Premier Japonii Fumio Kishida odwiedził we wtorek podkijowską Buczę, która stała się symbolem rosyjskiego okrucieństwa; oddał hołd ofiarom zbrodni popełnionych na ludności cywilnej przez wojska rosyjskie - poinformował portal Ukrainska Prawda.
Kishida przebywał w Buczy, gdzie na początku inwazji Rosjanie bestialsko zamordowali kilkuset cywilów. Złożył kondolencje rodzinom ofiar w imieniu Japonii.

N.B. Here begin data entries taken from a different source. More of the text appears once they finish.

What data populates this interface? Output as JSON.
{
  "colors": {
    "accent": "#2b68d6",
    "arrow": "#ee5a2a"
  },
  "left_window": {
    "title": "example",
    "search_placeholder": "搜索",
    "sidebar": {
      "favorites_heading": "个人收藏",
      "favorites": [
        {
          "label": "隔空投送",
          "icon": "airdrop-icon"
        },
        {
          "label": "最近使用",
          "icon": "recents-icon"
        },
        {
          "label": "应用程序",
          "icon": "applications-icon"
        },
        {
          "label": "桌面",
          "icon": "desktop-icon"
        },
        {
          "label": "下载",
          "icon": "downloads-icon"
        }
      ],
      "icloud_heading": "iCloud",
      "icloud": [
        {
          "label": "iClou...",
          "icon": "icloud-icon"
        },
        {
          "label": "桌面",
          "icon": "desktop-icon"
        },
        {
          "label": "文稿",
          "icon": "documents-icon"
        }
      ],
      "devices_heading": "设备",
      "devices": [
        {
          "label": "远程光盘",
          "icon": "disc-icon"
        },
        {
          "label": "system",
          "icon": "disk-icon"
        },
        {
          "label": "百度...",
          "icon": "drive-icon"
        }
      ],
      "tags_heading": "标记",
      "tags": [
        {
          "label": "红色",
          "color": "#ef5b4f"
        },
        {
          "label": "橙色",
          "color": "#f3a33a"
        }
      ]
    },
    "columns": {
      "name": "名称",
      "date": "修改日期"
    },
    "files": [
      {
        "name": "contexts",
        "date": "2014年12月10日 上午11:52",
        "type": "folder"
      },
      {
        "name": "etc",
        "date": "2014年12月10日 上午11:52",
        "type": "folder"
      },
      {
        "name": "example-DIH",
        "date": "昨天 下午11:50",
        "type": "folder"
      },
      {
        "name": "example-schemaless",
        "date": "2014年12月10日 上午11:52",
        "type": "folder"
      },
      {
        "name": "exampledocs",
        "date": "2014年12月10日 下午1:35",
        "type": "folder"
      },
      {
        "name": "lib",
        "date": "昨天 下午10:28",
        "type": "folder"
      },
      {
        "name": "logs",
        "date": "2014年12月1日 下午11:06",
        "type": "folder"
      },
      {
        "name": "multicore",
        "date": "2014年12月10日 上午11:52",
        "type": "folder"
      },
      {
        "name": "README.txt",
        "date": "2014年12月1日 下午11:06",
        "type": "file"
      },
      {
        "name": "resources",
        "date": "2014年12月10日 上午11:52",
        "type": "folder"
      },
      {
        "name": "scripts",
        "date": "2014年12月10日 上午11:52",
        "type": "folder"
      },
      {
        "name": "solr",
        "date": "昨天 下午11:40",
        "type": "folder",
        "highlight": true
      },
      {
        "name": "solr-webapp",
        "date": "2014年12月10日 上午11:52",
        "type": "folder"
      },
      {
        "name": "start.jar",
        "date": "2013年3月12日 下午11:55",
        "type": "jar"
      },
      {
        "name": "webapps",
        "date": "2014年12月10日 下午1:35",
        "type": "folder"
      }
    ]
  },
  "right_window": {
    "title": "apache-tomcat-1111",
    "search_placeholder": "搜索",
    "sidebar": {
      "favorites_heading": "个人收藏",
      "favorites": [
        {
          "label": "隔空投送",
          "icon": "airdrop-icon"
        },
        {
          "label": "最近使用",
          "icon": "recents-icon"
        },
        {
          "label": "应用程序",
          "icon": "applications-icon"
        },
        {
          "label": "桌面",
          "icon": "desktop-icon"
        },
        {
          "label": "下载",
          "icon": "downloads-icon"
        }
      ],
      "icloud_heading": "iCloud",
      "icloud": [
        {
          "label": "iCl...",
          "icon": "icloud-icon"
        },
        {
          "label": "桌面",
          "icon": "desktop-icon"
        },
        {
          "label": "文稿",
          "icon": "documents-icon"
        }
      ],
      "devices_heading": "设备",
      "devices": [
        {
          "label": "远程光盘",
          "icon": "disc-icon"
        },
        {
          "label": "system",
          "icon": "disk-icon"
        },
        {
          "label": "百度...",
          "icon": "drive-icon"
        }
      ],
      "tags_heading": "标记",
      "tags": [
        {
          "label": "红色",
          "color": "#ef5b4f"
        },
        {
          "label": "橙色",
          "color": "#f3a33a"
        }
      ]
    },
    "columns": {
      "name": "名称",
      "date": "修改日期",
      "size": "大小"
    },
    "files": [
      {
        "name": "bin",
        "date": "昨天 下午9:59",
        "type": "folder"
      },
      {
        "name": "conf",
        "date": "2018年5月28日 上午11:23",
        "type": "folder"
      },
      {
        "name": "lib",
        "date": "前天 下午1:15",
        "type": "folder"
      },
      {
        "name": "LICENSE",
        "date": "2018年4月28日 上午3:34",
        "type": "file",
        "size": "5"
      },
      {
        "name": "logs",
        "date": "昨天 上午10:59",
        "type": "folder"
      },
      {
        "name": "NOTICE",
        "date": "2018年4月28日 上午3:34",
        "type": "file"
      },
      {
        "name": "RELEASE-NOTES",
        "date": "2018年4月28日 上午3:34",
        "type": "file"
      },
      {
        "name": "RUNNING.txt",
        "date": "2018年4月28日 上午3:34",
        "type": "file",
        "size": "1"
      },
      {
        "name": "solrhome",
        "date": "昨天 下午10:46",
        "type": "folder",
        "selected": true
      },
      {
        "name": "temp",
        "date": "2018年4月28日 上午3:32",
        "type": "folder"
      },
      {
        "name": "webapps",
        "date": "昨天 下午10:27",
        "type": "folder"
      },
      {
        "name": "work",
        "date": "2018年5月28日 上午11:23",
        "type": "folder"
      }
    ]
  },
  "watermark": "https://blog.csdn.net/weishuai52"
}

"Świat był zdumiony na wieść o zabitych w Buczy rok temu niewinnych cywilach. Naprawdę czuję wielki gniew z powodu tego okrucieństwa po odwiedzeniu tych miejsc" - powiedział Kishida. Premier Japonii złożył wieniec przed miejscową cerkwią, po czym minutą ciszy uczcił pamięć ofiar - napisała Ukrainska Prawda.
Fumio Kishida przybył we wtorek z niezapowiadaną wizytą do Kijowa. Ma się tam spotkać z prezydentem Ukrainy Wołodymyrem Zełenskim, potwierdzić poparcie dla jego kraju i sprzeciw wobec rosyjskiej agresji.
Jest to pierwsza wizyta premiera Japonii w Kijowie od rozpoczęcia rosyjskiej inwazji na Ukrainę w lutym 2022 roku. Kishida jest jednocześnie ostatnim przywódcą państwa z grupy G7, który udał się na Ukrainę od wybuchu wojny. (PAP)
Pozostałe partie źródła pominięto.